On-premises conversational search that is ready to use
The Gemma 2 LLM with 9 billion parameters serves as the foundation for Google Distributed Cloud‘s new generation AI Search solution, which is an on-premise conversational search solution that is ready for deployment. In addition to ensuring that the search queries and data stay on-premises, you can swiftly uncover the most pertinent information and material with natural language search and effortlessly ingest your sensitive on-premise data into the search solution. This enhances employee productivity and knowledge exchange.
In order to minimize hallucinations, responses also provide citation links to the source documents. To see the solution in action, view the demo below:
The Google Distributed Cloud gen AI search solution uses a RAG architecture to combine the advantages of generative AI and traditional search, resulting in more accurate results. Prior to being transmitted to the LLM for answer generation, user queries are supplemented with pertinent on-premise data. Additional out-of-the-box core integrations include Vertex AI pre-trained APIs for multimodal and multilingual data ingestion across text, images, and audio (translation for 105 languages, speech-to-text for 13 languages, and optical character recognition for 46 supported and 24 experimental languages). Additionally, it incorporates the AlloyDB Omni database service for semantic search across imported data and embeddings storage.

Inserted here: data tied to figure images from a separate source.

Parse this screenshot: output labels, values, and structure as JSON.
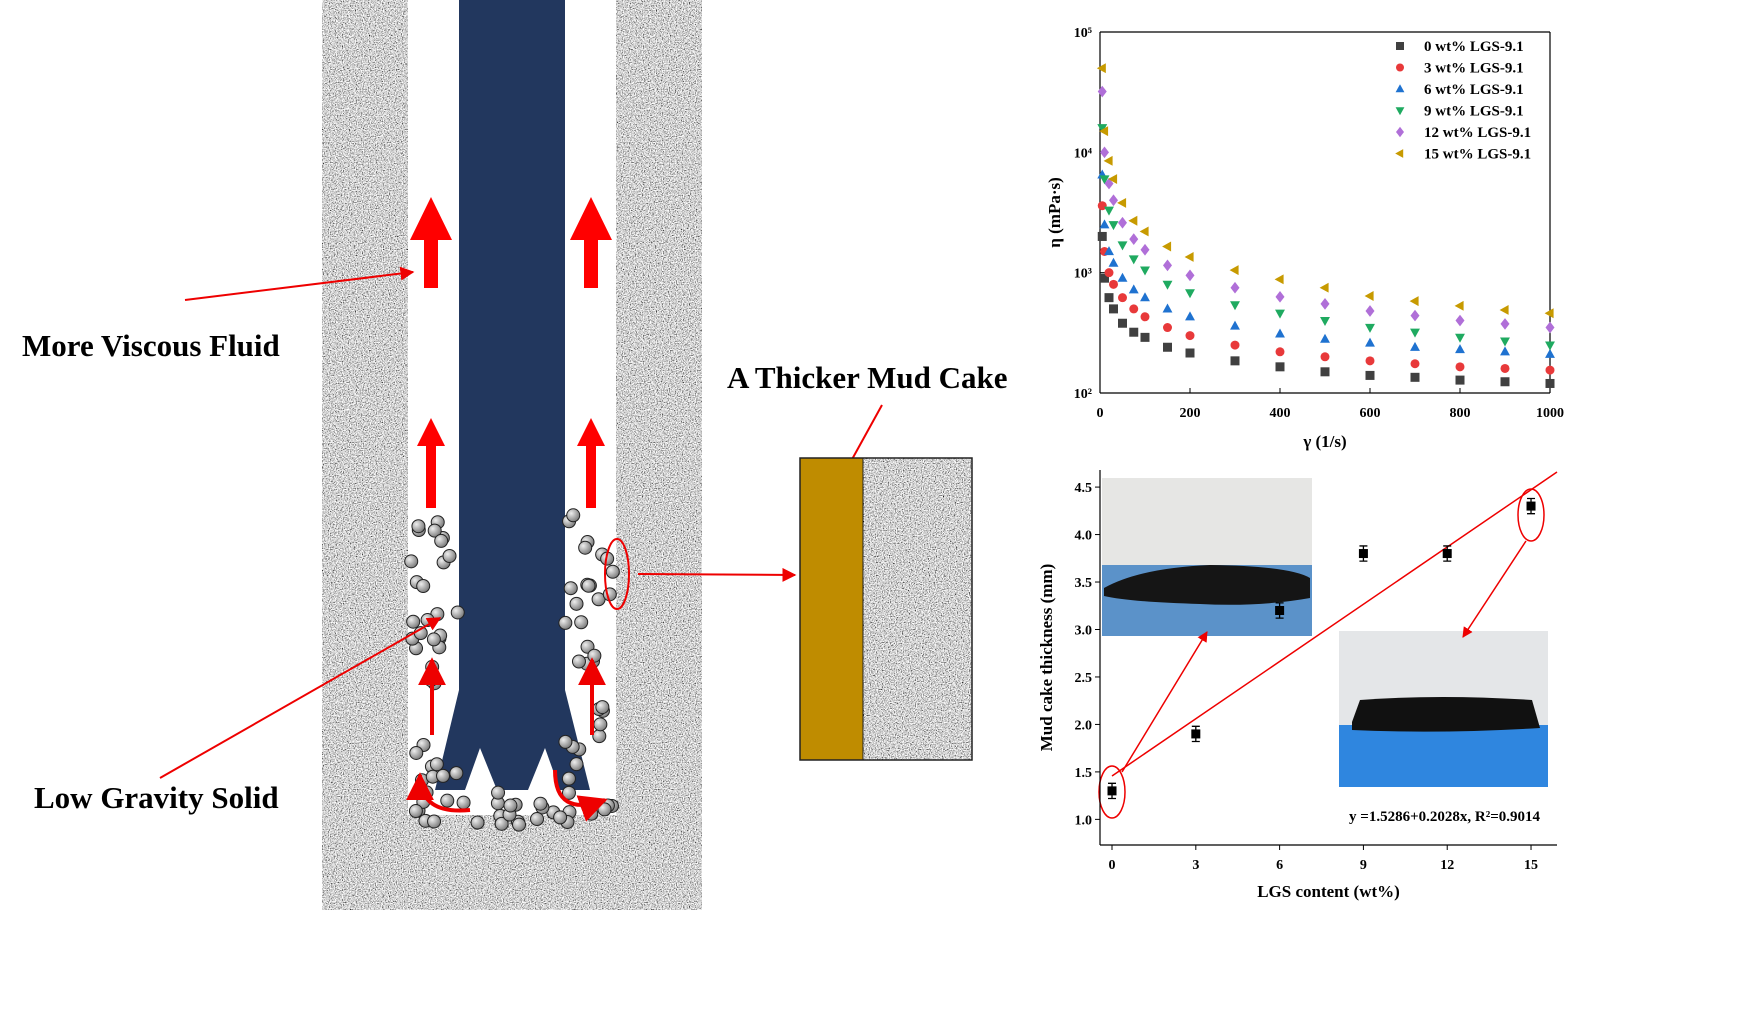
{
  "diagram": {
    "labels": [
      "More Viscous Fluid",
      "A Thicker Mud Cake",
      "Low Gravity Solid"
    ]
  },
  "chart_data": [
    {
      "type": "scatter",
      "log_y": true,
      "ylabel": "η (mPa·s)",
      "xlabel": "γ (1/s)",
      "legend": "upper right",
      "x": [
        5,
        10,
        20,
        30,
        50,
        75,
        100,
        150,
        200,
        300,
        400,
        500,
        600,
        700,
        800,
        900,
        1000
      ],
      "xlim": [
        0,
        1000
      ],
      "xticks": [
        0,
        200,
        400,
        600,
        800,
        1000
      ],
      "ylim": [
        100,
        100000
      ],
      "yticks": [
        {
          "value": 100,
          "label": "10²"
        },
        {
          "value": 1000,
          "label": "10³"
        },
        {
          "value": 10000,
          "label": "10⁴"
        },
        {
          "value": 100000,
          "label": "10⁵"
        }
      ],
      "series": [
        {
          "name": "0 wt% LGS-9.1",
          "color": "#404040",
          "marker": "square",
          "values": [
            2000,
            900,
            620,
            500,
            380,
            320,
            290,
            240,
            215,
            185,
            165,
            150,
            140,
            135,
            128,
            124,
            120
          ]
        },
        {
          "name": "3 wt% LGS-9.1",
          "color": "#e8393a",
          "marker": "circle",
          "values": [
            3600,
            1500,
            1000,
            800,
            620,
            500,
            430,
            350,
            300,
            250,
            220,
            200,
            185,
            175,
            165,
            160,
            155
          ]
        },
        {
          "name": "6 wt% LGS-9.1",
          "color": "#1f72d0",
          "marker": "triangle-up",
          "values": [
            6500,
            2500,
            1500,
            1200,
            900,
            720,
            620,
            500,
            430,
            360,
            310,
            280,
            260,
            240,
            230,
            220,
            210
          ]
        },
        {
          "name": "9 wt% LGS-9.1",
          "color": "#1faa60",
          "marker": "triangle-down",
          "values": [
            16000,
            6000,
            3300,
            2500,
            1700,
            1300,
            1050,
            800,
            680,
            540,
            460,
            400,
            350,
            320,
            290,
            270,
            250
          ]
        },
        {
          "name": "12 wt% LGS-9.1",
          "color": "#b06fd8",
          "marker": "diamond",
          "values": [
            32000,
            10000,
            5500,
            4000,
            2600,
            1900,
            1550,
            1150,
            950,
            750,
            630,
            550,
            480,
            440,
            400,
            375,
            350
          ]
        },
        {
          "name": "15 wt% LGS-9.1",
          "color": "#c79a00",
          "marker": "triangle-left",
          "values": [
            50000,
            15000,
            8500,
            6000,
            3800,
            2700,
            2200,
            1650,
            1350,
            1050,
            880,
            750,
            640,
            580,
            530,
            490,
            460
          ]
        }
      ]
    },
    {
      "type": "errorbar",
      "ylabel": "Mud cake thickness (mm)",
      "xlabel": "LGS content (wt%)",
      "annotation": "y =1.5286+0.2028x, R²=0.9014",
      "color": "#000000",
      "x": [
        0,
        3,
        6,
        9,
        12,
        15
      ],
      "values": [
        1.3,
        1.9,
        3.2,
        3.8,
        3.8,
        4.3
      ],
      "errors": [
        0.08,
        0.08,
        0.08,
        0.08,
        0.08,
        0.08
      ],
      "xlim": [
        -0.43,
        15.93
      ],
      "xticks": [
        0,
        3,
        6,
        9,
        12,
        15
      ],
      "ylim": [
        0.73,
        4.68
      ],
      "yticks": [
        {
          "value": 1,
          "label": "1.0"
        },
        1.5,
        {
          "value": 2,
          "label": "2.0"
        },
        2.5,
        {
          "value": 3,
          "label": "3.0"
        },
        3.5,
        {
          "value": 4,
          "label": "4.0"
        },
        4.5
      ]
    }
  ]
}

You may also modify this solution to suit your needs by swapping out any components, such as for different database services like Elasticsearch, other open-source models and LLMs, or your own proprietary models, with Google Distributed Cloud‘s open cloud strategy.
Summary
A new generative AI search solution is now available on-premises through Google Cloud’s Distributed Cloud (GDC). This solution, which is presently in preview, offers quick, safe, and conversational search across a variety of data sources (text, image, voice, and video) using NVIDIA H100 GPUs and the Gemma 2 LLM. It has citations to lower inaccuracies and a retrieval-augmented generation (RAG) architecture for more accurate output. The software allows for integration with multiple databases and LLMs and is quite configurable. Two essential components that guarantee sensitive data stays on-premises are data sovereignty and compliance.